Both the statements are true.

Statement (I) is based on how Kruskal’s algorithm works.

Statement (II) is based on how Prism’s algorithm works.

[Check the working/algorithm of each of them in CLRS and you can easily conclude that the two statements are two.]

Kruskal MST algorithm works by first sorting the edges in non-decreasing order of their weights.
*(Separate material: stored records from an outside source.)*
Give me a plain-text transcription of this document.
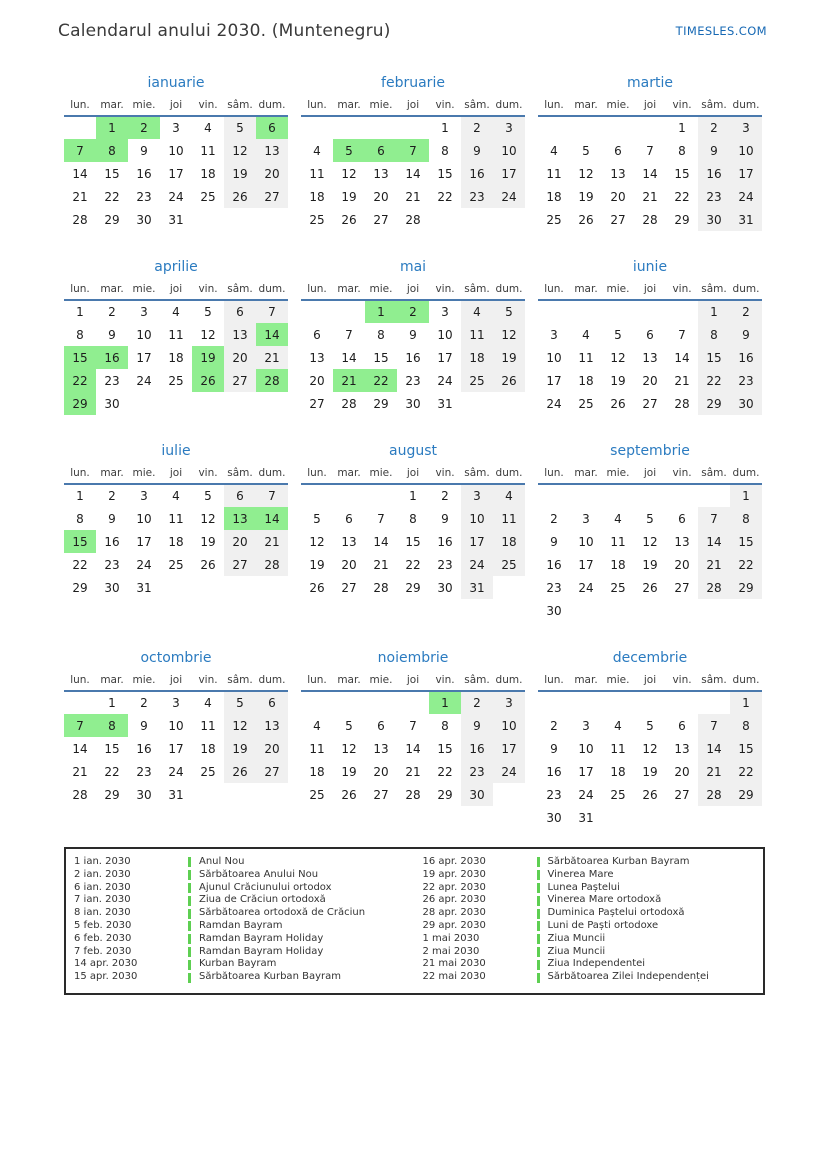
Calendarul anului 2030. (Muntenegru)	TIMESLES.COM
ianuarie
lun.	mar.	mie.	joi	vin.	sâm.	dum.
	1	2	3	4	5	6
7	8	9	10	11	12	13
14	15	16	17	18	19	20
21	22	23	24	25	26	27
28	29	30	31			
februarie
lun.	mar.	mie.	joi	vin.	sâm.	dum.
				1	2	3
4	5	6	7	8	9	10
11	12	13	14	15	16	17
18	19	20	21	22	23	24
25	26	27	28			
martie
lun.	mar.	mie.	joi	vin.	sâm.	dum.
				1	2	3
4	5	6	7	8	9	10
11	12	13	14	15	16	17
18	19	20	21	22	23	24
25	26	27	28	29	30	31
aprilie
lun.	mar.	mie.	joi	vin.	sâm.	dum.
1	2	3	4	5	6	7
8	9	10	11	12	13	14
15	16	17	18	19	20	21
22	23	24	25	26	27	28
29	30					
mai
lun.	mar.	mie.	joi	vin.	sâm.	dum.
		1	2	3	4	5
6	7	8	9	10	11	12
13	14	15	16	17	18	19
20	21	22	23	24	25	26
27	28	29	30	31		
iunie
lun.	mar.	mie.	joi	vin.	sâm.	dum.
					1	2
3	4	5	6	7	8	9
10	11	12	13	14	15	16
17	18	19	20	21	22	23
24	25	26	27	28	29	30
iulie
lun.	mar.	mie.	joi	vin.	sâm.	dum.
1	2	3	4	5	6	7
8	9	10	11	12	13	14
15	16	17	18	19	20	21
22	23	24	25	26	27	28
29	30	31				
august
lun.	mar.	mie.	joi	vin.	sâm.	dum.
			1	2	3	4
5	6	7	8	9	10	11
12	13	14	15	16	17	18
19	20	21	22	23	24	25
26	27	28	29	30	31	
septembrie
lun.	mar.	mie.	joi	vin.	sâm.	dum.
						1
2	3	4	5	6	7	8
9	10	11	12	13	14	15
16	17	18	19	20	21	22
23	24	25	26	27	28	29
30						
octombrie
lun.	mar.	mie.	joi	vin.	sâm.	dum.
	1	2	3	4	5	6
7	8	9	10	11	12	13
14	15	16	17	18	19	20
21	22	23	24	25	26	27
28	29	30	31			
noiembrie
lun.	mar.	mie.	joi	vin.	sâm.	dum.
				1	2	3
4	5	6	7	8	9	10
11	12	13	14	15	16	17
18	19	20	21	22	23	24
25	26	27	28	29	30	
decembrie
lun.	mar.	mie.	joi	vin.	sâm.	dum.
						1
2	3	4	5	6	7	8
9	10	11	12	13	14	15
16	17	18	19	20	21	22
23	24	25	26	27	28	29
30	31					
1 ian. 2030	Anul Nou
2 ian. 2030	Sărbătoarea Anului Nou
6 ian. 2030	Ajunul Crăciunului ortodox
7 ian. 2030	Ziua de Crăciun ortodoxă
8 ian. 2030	Sărbătoarea ortodoxă de Crăciun
5 feb. 2030	Ramdan Bayram
6 feb. 2030	Ramdan Bayram Holiday
7 feb. 2030	Ramdan Bayram Holiday
14 apr. 2030	Kurban Bayram
15 apr. 2030	Sărbătoarea Kurban Bayram
16 apr. 2030	Sărbătoarea Kurban Bayram
19 apr. 2030	Vinerea Mare
22 apr. 2030	Lunea Paștelui
26 apr. 2030	Vinerea Mare ortodoxă
28 apr. 2030	Duminica Paștelui ortodoxă
29 apr. 2030	Luni de Paști ortodoxe
1 mai 2030	Ziua Muncii
2 mai 2030	Ziua Muncii
21 mai 2030	Ziua Independentei
22 mai 2030	Sărbătoarea Zilei Independenței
Then it chooses the edges taken in sorted order and adds them to the MST which the algorithm is forming if the edge being added does not form a cycle with the edges already in the MST in progress. Now if all the edge weights are distinct then while choosing an edge, Kruskal’s algorithm will not have any choice and the MST formed shall be unique.

Prim’s MST algorithm, works on the concept of cut. During its working it maintains two sets say $S$ [which contains the vertices included in the MST being formed] and the set $V[G]-S$ , which contains the vertices not yet incorporated in the MST being formed. Now set $S$ and $V[G]-S$ at each instant forms a cut. The algorithm works by incorporating the edge having the minimum edge weight between the two set $S$ and $V[G]-S$ and including it along with its end vertex $v$ in $V[G]$ into $S$. Now if every cut of the graph $G$ has unique edge weights, Prim’s algorithm shall not find options while choosing this edge.

Comments

Awesome explanation! Very Practical and Must be the best answer.